Without support for initial condition, I had to maintain a large sliding window of signals and apply the filter on this entire window every time I get a new input. If the initial condition is supported, then it becomes much more efficient. For my particular use case, I've been porting scipy based code to pytorch and ran into this issue.

Alternatives

No response

Additional context

No response

yoyololicon commented 2 years ago

Hi, @shchhan123456. I found some difficulties to make this feature. scipy.signal.lfilter uses a direct form II transposed implementation, so the initial condition zi is simply a vector. In contrast, torchaudio uses direct form I, so if it needs initial conditions it would be two vectors (the x,y inputs to scipy.signal.lfiltic). We chose the direct form simply because we haven't figured out an efficient solution to implement gradients for transposed forms.

However, if you just need the streaming feature and don't mind that the values of zi are different from scipy implementation, I would suggest an alternative solution that requires less effort than completely refactoring the code. We can transform the current implementation to direct form II by simply swapping the order of FIR and IIR, filling zi to here and there, and return the last few samples of the intermediate outputs as zf. It makes little changes to the backward function.

@mthrok @nateanl Could you help take a look at this feature request and my suggestions? I'm not sure whether it fits the current development plan of lfilter.

shchhan123456 commented 2 years ago

@yoyololicon , thanks for your reply! I don't fully understand why zi would be different from scipy implementation. Although my overall request is the support for streaming functionality. I'd be really glad if this can be supported.

nateanl commented 1 year ago

Hi @yoyololicon and @shchhan123456. Sorry for my late response. I think swapping FIR and IIR makes sense for converting direct form I to direct form II. @yoyololicon could you elaborate how the zf is generated in direct form II? If the implementation is changed from direct form I to direct form II, the format of zi should be the same in scipy.signal.lfilter, which is a vector.
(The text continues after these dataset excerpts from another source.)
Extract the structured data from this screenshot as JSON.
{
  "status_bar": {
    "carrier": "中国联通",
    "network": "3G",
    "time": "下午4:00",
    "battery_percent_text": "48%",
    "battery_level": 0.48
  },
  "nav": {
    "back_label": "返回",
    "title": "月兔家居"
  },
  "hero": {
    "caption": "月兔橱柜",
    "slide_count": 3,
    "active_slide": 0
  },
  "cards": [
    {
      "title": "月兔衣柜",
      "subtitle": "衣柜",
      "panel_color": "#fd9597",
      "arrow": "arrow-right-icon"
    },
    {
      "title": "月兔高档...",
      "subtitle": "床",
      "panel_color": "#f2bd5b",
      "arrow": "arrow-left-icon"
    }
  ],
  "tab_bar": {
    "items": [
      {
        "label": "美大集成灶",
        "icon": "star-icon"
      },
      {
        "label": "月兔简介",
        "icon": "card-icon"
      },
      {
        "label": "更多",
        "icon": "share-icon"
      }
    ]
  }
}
Is that correct?

Adding zf to the returned output will make the API consistent with scipy, but it will be BC-breaking. @mthrok What do you think of the change proposal of lfilter?

yoyololicon commented 1 year ago

Hi @nateanl, no need to apologize, I was also working on other things.

An example of how to get zf value:

std::tuple<torch::Tensor, torch::Tensor> lfilter_core(
...

  int64_t n_order = b_coeffs.size(1);

  // IIR first
  auto filtered_waveform = DifferentiableIIR::apply(
      waveform,
      a_coeffs /
          a_coeffs.index(
              {torch::indexing::Slice(), torch::indexing::Slice(0, 1)}));

  // get zf
  auto zf = filtered_waveform.index(
              {torch::indexing::Slice(), torch::indexing::Slice(), 
               torch::indexing::Slice(filtered_waveform.size(2) - n_order + 1, filtered_waveform.size(2))});

  // Then, FIR
  auto output = DifferentiableFIR::apply(
        filtered_waveform,
        b_coeffs /
            a_coeffs.index(
                {torch::indexing::Slice(), torch::indexing::Slice(0, 1)}));
  return {output, zf};
}

If the implementation is changed from direct form I to direct form II, the format of zi should be the same in scipy.signal.lfilter, which is a vector. Is that correct?

Partially correct. The format of zi, zf will be the same with SciPy, but their actual meaning will not be. These two vectors represent the states of the registers inside the filter structure. If we look into their corresponding digram:

Transposed form

image

Direct form

image you can notice that, in transposed form, the signal flows into the delay line in the middle; in direct form, it flows outwards. The values inside the registers are not the same among different forms.

If it wasn't clear, my proposal is just a workaround for the streaming feature when dealing with real-time applications, and it doesn't behave the same as SciPy implementation. It's a BC-breaking change, indeed.

RichieHakim commented 3 months ago

I'm interested in this as well. I believe this would allow for FIR filtfilt as well, which is extremely useful.